On arriving in Israel after brokering a ceasefire in south Lebanon, Mr Christopher said the region had experienced 'a difficult period of time marked by violence, and in some sense a loss of hope'. It was now 'important to try to restore momentum . . . for peace'.
More than 130 Lebanese were killed, 600 wounded and an estimated 250,000 forced to flee their homes during the seven-day Israeli bombardment of Lebanon which ended on Saturday. Israel has insisted that its action has served the peace process by weakening the Islamic militants of Hizbollah, and argued that Syria's involvement in arranging the ceasefire will facilitate peace talks with Damascus.

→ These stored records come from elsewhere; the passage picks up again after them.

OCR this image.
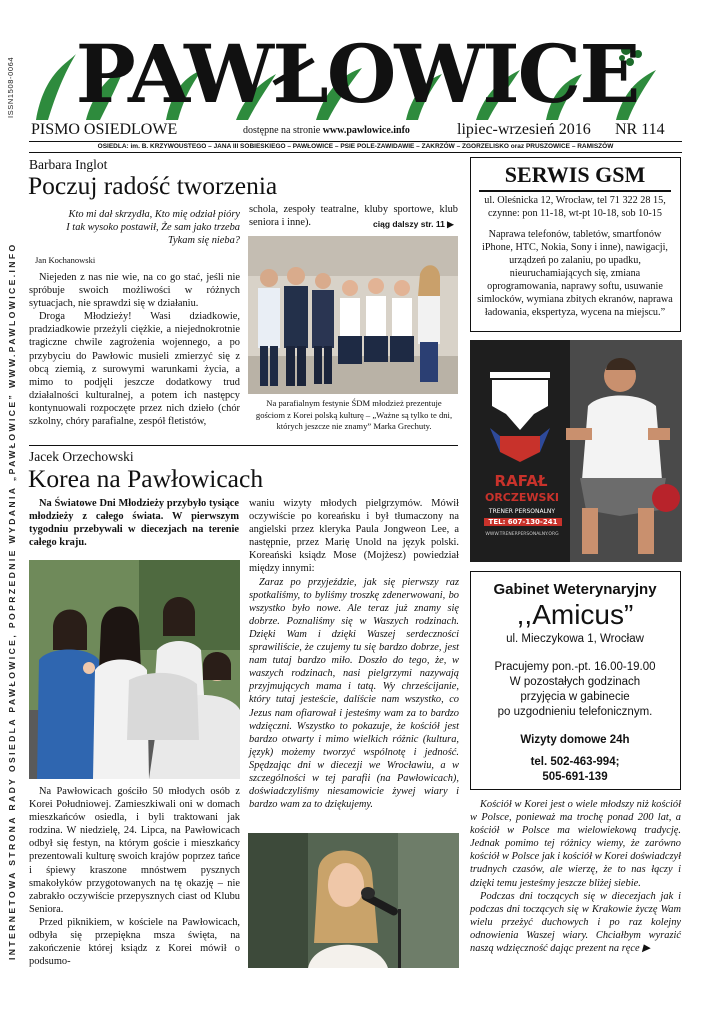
ISSN1508-0064
INTERNETOWA STRONA RADY OSIEDLA PAWŁOWICE, POPRZEDNIE WYDANIA „PAWŁOWICE” WWW.PAWLOWICE.INFO
PAWŁOWICE
PISMO OSIEDLOWE	dostępne na stronie www.pawlowice.info	lipiec-wrzesień 2016 NR 114
OSIEDLA: im. B. KRZYWOUSTEGO – JANA III SOBIESKIEGO – PAWŁOWICE – PSIE POLE-ZAWIDAWIE – ZAKRZÓW – ZGORZELISKO oraz PRUSZOWICE – RAMISZÓW
Barbara Inglot
Poczuj radość tworzenia
Kto mi dał skrzydła, Kto mię odział pióry
I tak wysoko postawił, Że sam jako trzeba
Tykam się nieba?
Jan Kochanowski

Niejeden z nas nie wie, na co go stać, jeśli nie spróbuje swoich możliwości w różnych sytuacjach, nie sprawdzi się w działaniu.

Droga Młodzieży! Wasi dziadkowie, pradziadkowie przeżyli ciężkie, a niejednokrotnie tragiczne chwile zagrożenia wojennego, a po przybyciu do Pawłowic musieli zmierzyć się z obcą ziemią, z surowymi warunkami życia, a mimo to podjęli jeszcze dodatkowy trud działalności kulturalnej, a potem ich następcy kontynuowali rozpoczęte przez nich dzieło (chór szkolny, chóry parafialne, zespół fletistów,

schola, zespoły teatralne, kluby sportowe, klub seniora i inne).	ciąg dalszy str. 11 ▶
Na parafialnym festynie ŚDM młodzież prezentuje gościom z Korei polską kulturę – „Ważne są tylko te dni, których jeszcze nie znamy” Marka Grechuty.
SERWIS GSM
ul. Oleśnicka 12, Wrocław, tel 71 322 28 15,
czynne: pon 11-18, wt-pt 10-18, sob 10-15
Naprawa telefonów, tabletów, smartfonów iPhone, HTC, Nokia, Sony i inne), nawigacji, urządzeń po zalaniu, po upadku, nieuruchamiających się, zmiana oprogramowania, naprawy softu, usuwanie simlocków, wymiana zbitych ekranów, naprawa ładowania, ekspertyza, wycena na miejscu.”
RAFAŁ
ORCZEWSKI
TRENER PERSONALNY
TEL: 607-130-241
WWW.TRENERPERSONALNY.ORG
Gabinet Weterynaryjny
,,Amicus”
ul. Mieczykowa 1, Wrocław
Pracujemy pon.-pt. 16.00-19.00
W pozostałych godzinach
przyjęcia w gabinecie
po uzgodnieniu telefonicznym.
Wizyty domowe 24h
tel. 502-463-994;
505-691-139
Jacek Orzechowski
Korea na Pawłowicach
Na Światowe Dni Młodzieży przybyło tysiące młodzieży z całego świata. W pierwszym tygodniu przebywali w diecezjach na terenie całego kraju.

Na Pawłowicach gościło 50 młodych osób z Korei Południowej. Zamieszkiwali oni w domach mieszkańców osiedla, i byli traktowani jak rodzina. W niedzielę, 24. Lipca, na Pawłowicach odbył się festyn, na którym goście i mieszkańcy prezentowali kulturę swoich krajów poprzez tańce i śpiewy kraszone mnóstwem pysznych smakołyków przygotowanych na tę okazję – nie zabrakło oczywiście przepysznych ciast od Klubu Seniora.

Przed piknikiem, w kościele na Pawłowicach, odbyła się przepiękna msza święta, na zakończenie której ksiądz z Korei mówił o podsumo-

waniu wizyty młodych pielgrzymów. Mówił oczywiście po koreańsku i był tłumaczony na angielski przez kleryka Paula Jongweon Lee, a następnie, przez Marię Unold na język polski. Koreański ksiądz Mose (Mojżesz) powiedział między innymi:

Zaraz po przyjeździe, jak się pierwszy raz spotkaliśmy, to byliśmy troszkę zdenerwowani, bo wszystko było nowe. Ale teraz już znamy się dobrze. Poznaliśmy się w Waszych rodzinach. Dzięki Wam i dzięki Waszej serdeczności sprawiliście, że czujemy tu się bardzo dobrze, jest nam tutaj bardzo miło. Doszło do tego, że, w waszych rodzinach, nasi pielgrzymi nazywają przyjmujących mama i tatą. Wy chrześcijanie, który tutaj jesteście, dalíście nam wszystko, co Jezus nam ofiarował i jesteśmy wam za to bardzo wdzięczni. Wszystko to pokazuje, że kościół jest bardzo otwarty i mimo wielkich różnic (kultura, język) możemy tworzyć wspólnotę i jedność. Spędzając dni w diecezji we Wrocławiu, a w szczególności w tej parafii (na Pawłowicach), doświadczyliśmy niesamowicie żywej wiary i bardzo wam za to dziękujemy.	Kościół w Korei jest o wiele młodszy niż kościół w Polsce, ponieważ ma trochę ponad 200 lat, a kościół w Polsce ma wielowiekową tradycję. Jednak pomimo tej różnicy wiemy, że zarówno kościół w Polsce jak i kościół w Korei doświadczył trudnych czasów, ale wierzę, że to nas łączy i dzięki temu jesteśmy jeszcze bliżej siebie.

Podczas dni toczących się w diecezjach jak i podczas dni toczących się w Krakowie życzę Wam wielu przeżyć duchowych i po raz kolejny odnowienia Waszej wiary. Chciałbym wyrazić naszą wdzięczność dając prezent na ręce ▶
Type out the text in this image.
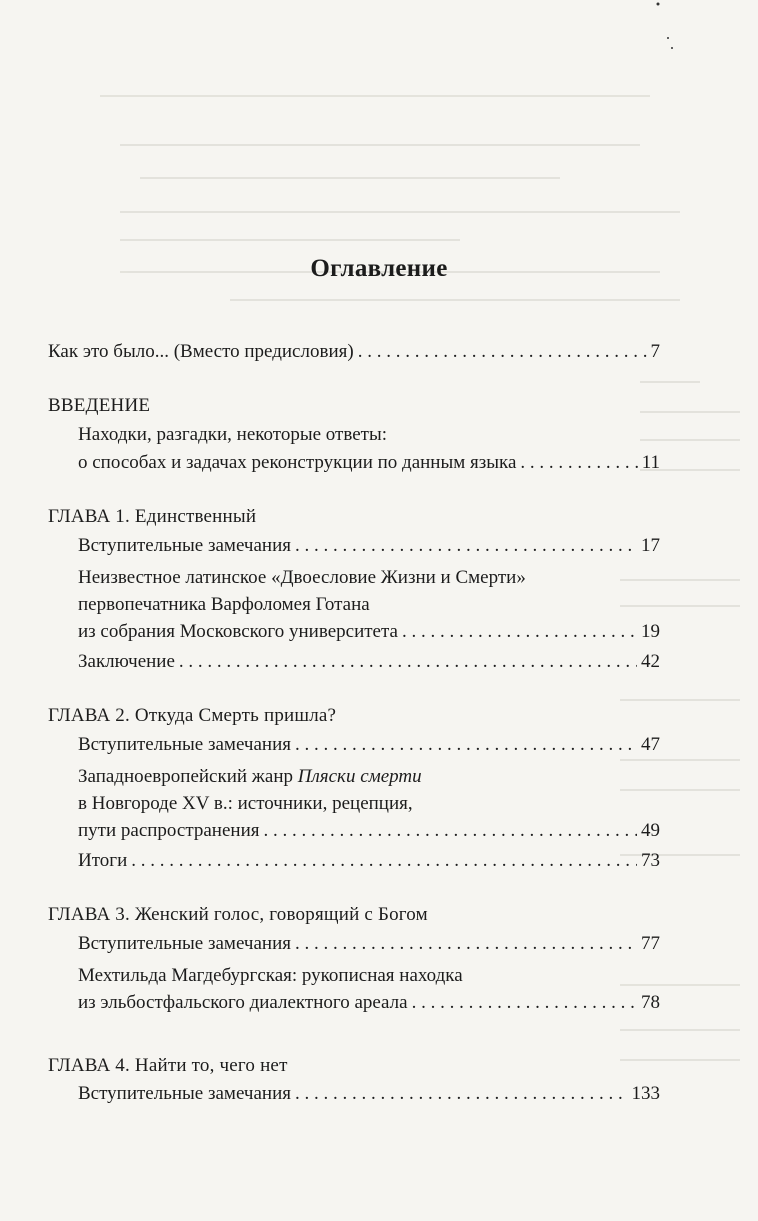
Оглавление
Как это было... (Вместо предисловия) . . .	7
ВВЕДЕНИЕ
Находки, разгадки, некоторые ответы:
о способах и задачах реконструкции по данным языка . . .	11
ГЛАВА 1. Единственный
Вступительные замечания . . .	17
Неизвестное латинское «Двоесловие Жизни и Смерти»
первопечатника Варфоломея Готана
из собрания Московского университета . . .	19
Заключение . . .	42
ГЛАВА 2. Откуда Смерть пришла?
Вступительные замечания . . .	47
Западноевропейский жанр Пляски смерти
в Новгороде XV в.: источники, рецепция,
пути распространения . . .	49
Итоги . . .	73
ГЛАВА 3. Женский голос, говорящий с Богом
Вступительные замечания . . .	77
Мехтильда Магдебургская: рукописная находка
из эльбостфальского диалектного ареала . . .	78
ГЛАВА 4. Найти то, чего нет
Вступительные замечания . . .	133
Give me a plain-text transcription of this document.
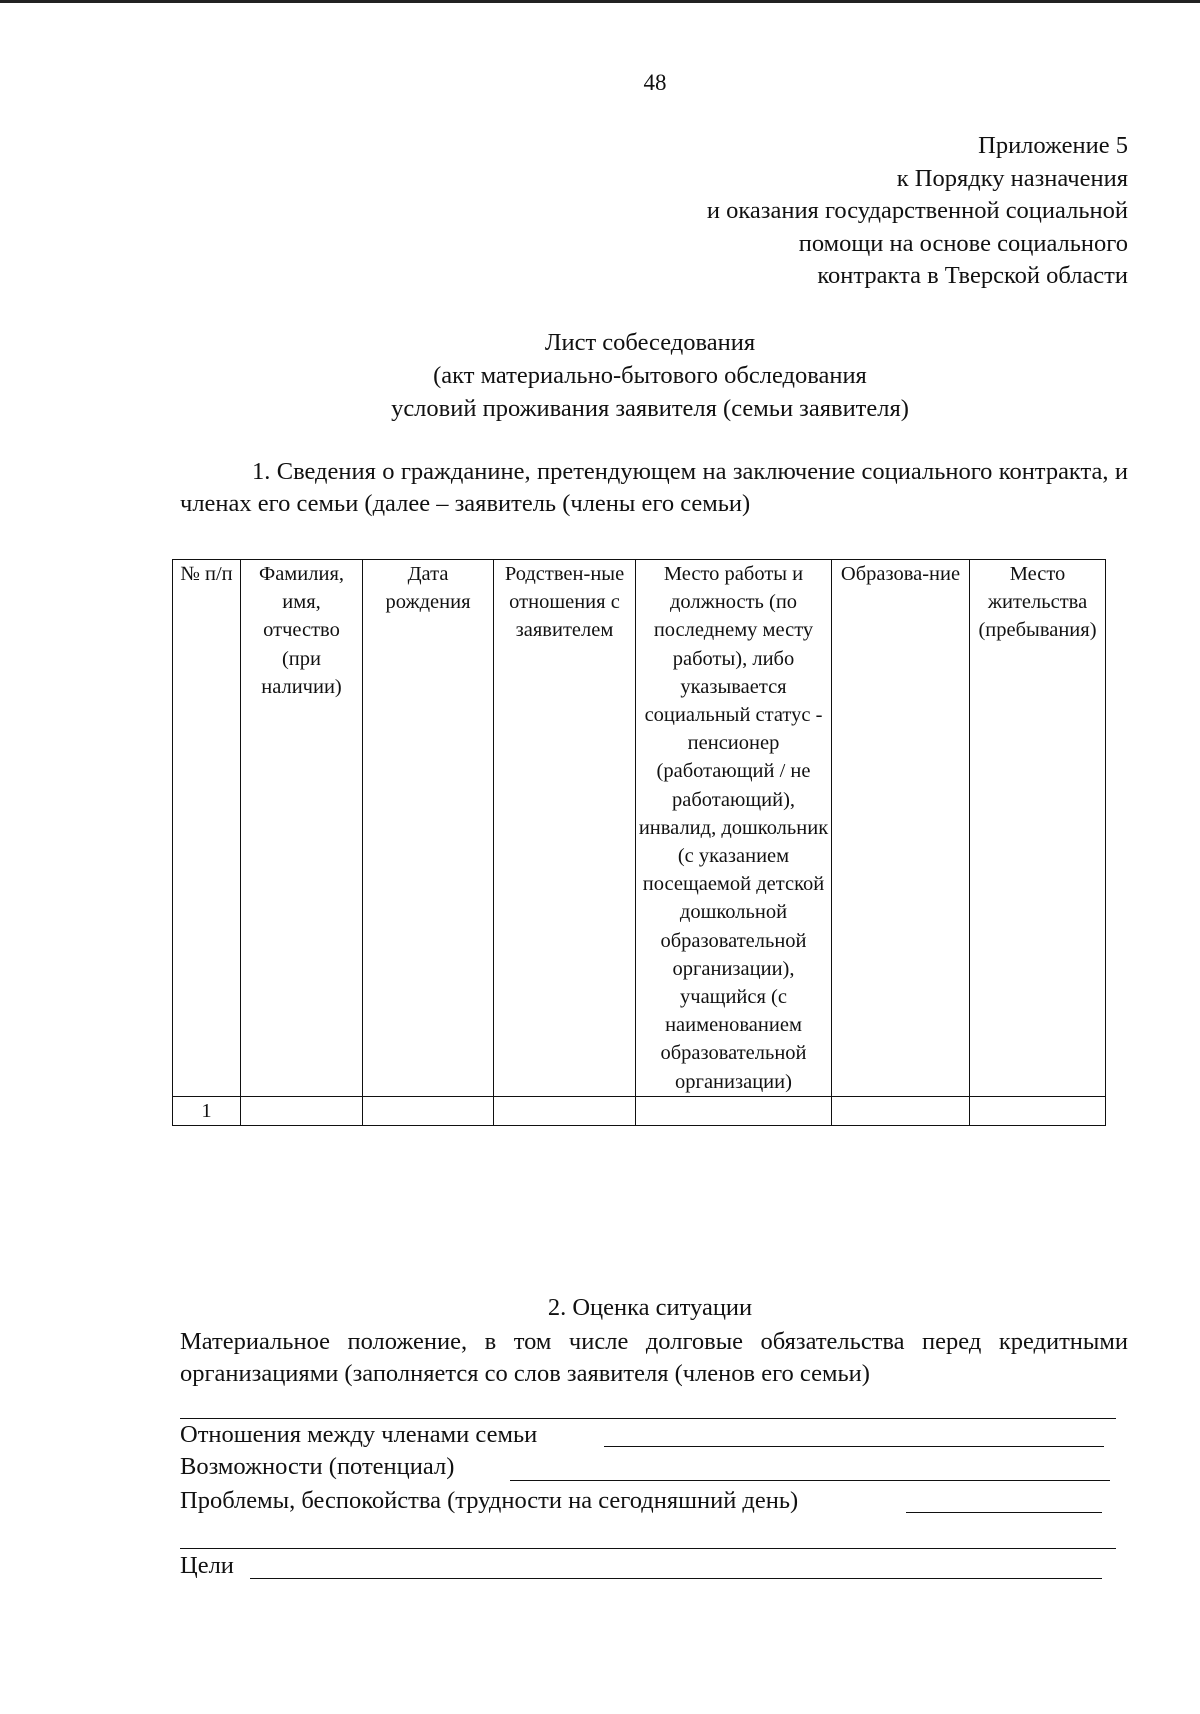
48
Приложение 5
к Порядку назначения
и оказания государственной социальной
помощи на основе социального
контракта в Тверской области
Лист собеседования
(акт материально-бытового обследования
условий проживания заявителя (семьи заявителя)
1. Сведения о гражданине, претендующем на заключение социального контракта, и членах его семьи (далее – заявитель (члены его семьи)
№ п/п	Фамилия, имя, отчество (при наличии)	Дата рождения	Родствен-ные отношения с заявителем	Место работы и должность (по последнему месту работы), либо указывается социальный статус - пенсионер (работающий / не работающий), инвалид, дошкольник (с указанием посещаемой детской дошкольной образовательной организации), учащийся (с наименованием образовательной организации)	Образова-ние	Место жительства (пребывания)
1						
2. Оценка ситуации
Материальное положение, в том числе долговые обязательства перед кредитными организациями (заполняется со слов заявителя (членов его семьи)
Отношения между членами семьи
Возможности (потенциал)
Проблемы, беспокойства (трудности на сегодняшний день)
Цели
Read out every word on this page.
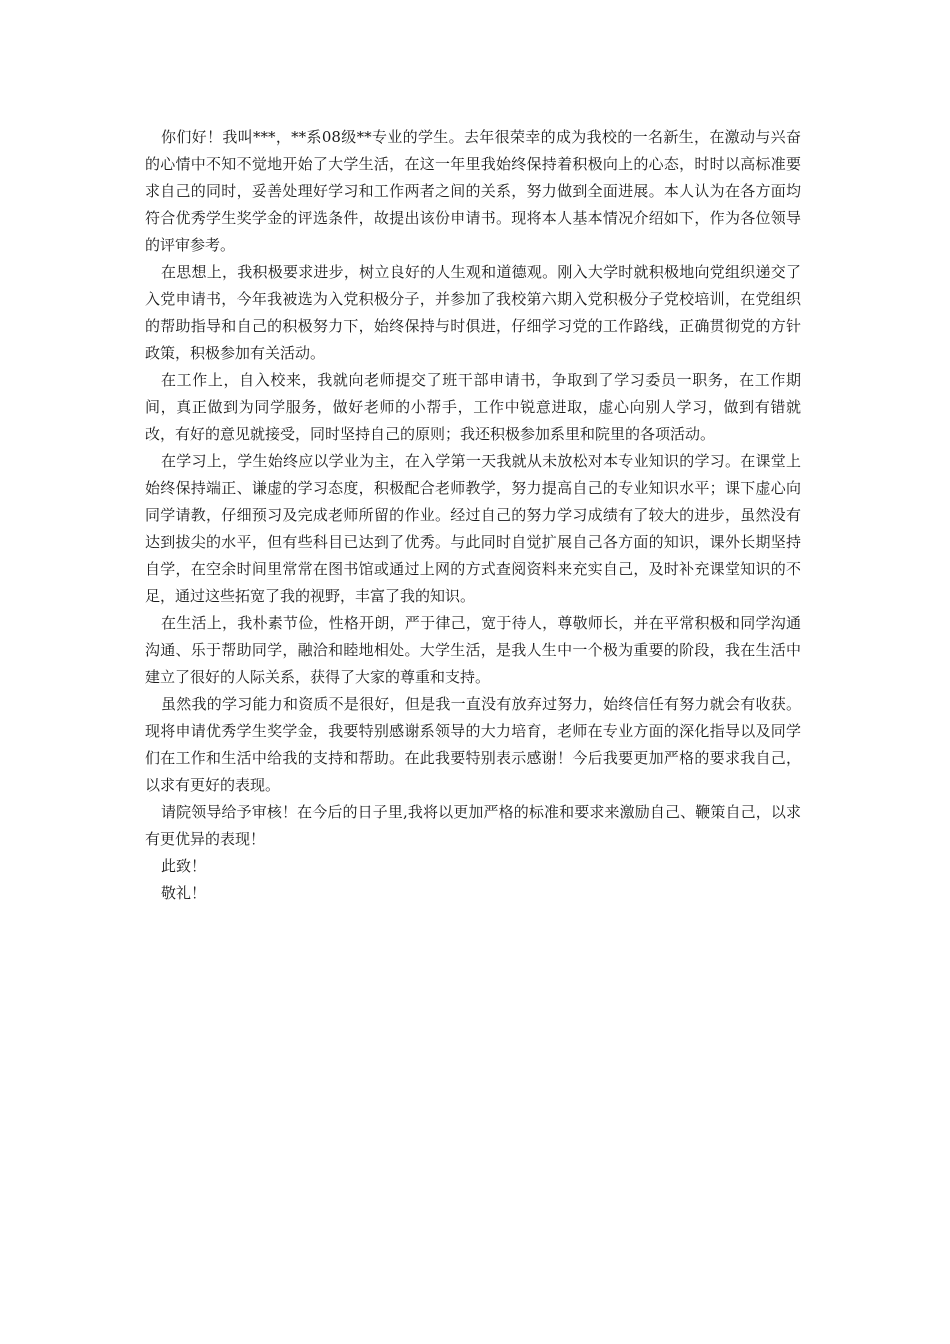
你们好！我叫***，**系08级**专业的学生。去年很荣幸的成为我校的一名新生，在激动与兴奋的心情中不知不觉地开始了大学生活，在这一年里我始终保持着积极向上的心态，时时以高标准要求自己的同时，妥善处理好学习和工作两者之间的关系，努力做到全面进展。本人认为在各方面均符合优秀学生奖学金的评选条件，故提出该份申请书。现将本人基本情况介绍如下，作为各位领导的评审参考。

在思想上，我积极要求进步，树立良好的人生观和道德观。刚入大学时就积极地向党组织递交了入党申请书，今年我被选为入党积极分子，并参加了我校第六期入党积极分子党校培训，在党组织的帮助指导和自己的积极努力下，始终保持与时俱进，仔细学习党的工作路线，正确贯彻党的方针政策，积极参加有关活动。

在工作上，自入校来，我就向老师提交了班干部申请书，争取到了学习委员一职务，在工作期间，真正做到为同学服务，做好老师的小帮手，工作中锐意进取，虚心向别人学习，做到有错就改，有好的意见就接受，同时坚持自己的原则；我还积极参加系里和院里的各项活动。

在学习上，学生始终应以学业为主，在入学第一天我就从未放松对本专业知识的学习。在课堂上始终保持端正、谦虚的学习态度，积极配合老师教学，努力提高自己的专业知识水平；课下虚心向同学请教，仔细预习及完成老师所留的作业。经过自己的努力学习成绩有了较大的进步，虽然没有达到拔尖的水平，但有些科目已达到了优秀。与此同时自觉扩展自己各方面的知识，课外长期坚持自学，在空余时间里常常在图书馆或通过上网的方式查阅资料来充实自己，及时补充课堂知识的不足，通过这些拓宽了我的视野，丰富了我的知识。

在生活上，我朴素节俭，性格开朗，严于律己，宽于待人，尊敬师长，并在平常积极和同学沟通沟通、乐于帮助同学，融洽和睦地相处。大学生活，是我人生中一个极为重要的阶段，我在生活中建立了很好的人际关系，获得了大家的尊重和支持。

虽然我的学习能力和资质不是很好，但是我一直没有放弃过努力，始终信任有努力就会有收获。现将申请优秀学生奖学金，我要特别感谢系领导的大力培育，老师在专业方面的深化指导以及同学们在工作和生活中给我的支持和帮助。在此我要特别表示感谢！今后我要更加严格的要求我自己，以求有更好的表现。

请院领导给予审核！在今后的日子里,我将以更加严格的标准和要求来激励自己、鞭策自己，以求有更优异的表现！

此致！

敬礼！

Mr Christopher was more circumspect yesterday: 'I expect no breakthroughs, no dramatic developments, but I hope we can establish a steady process for peace in this region.'
Palestinian leaders were extremely low-key in their assessment of the future after two hours of talks with Mr Christopher. The leader of the Palestinian delegation, Haidar Abdul Shafi, refused to meet him, saying he saw no prospect of any useful discussion.
However the Palestinian spokeswoman, Hanan Ashrawi, said attempts had been made in the discussions to be 'creative'. The Palestinians were now attempting to achieve an agreement with the Israelis to set out what form of 'independence' the Palestinians would achieve after the five-year interim period of autonomy currently under discussion.
One possibility, which the Palestinians are now prepared to consider, is to give full independence to the Gaza Strip and Jericho, in the Israeli-occupied West Bank, ahead of independence for the whole of the occupied territories.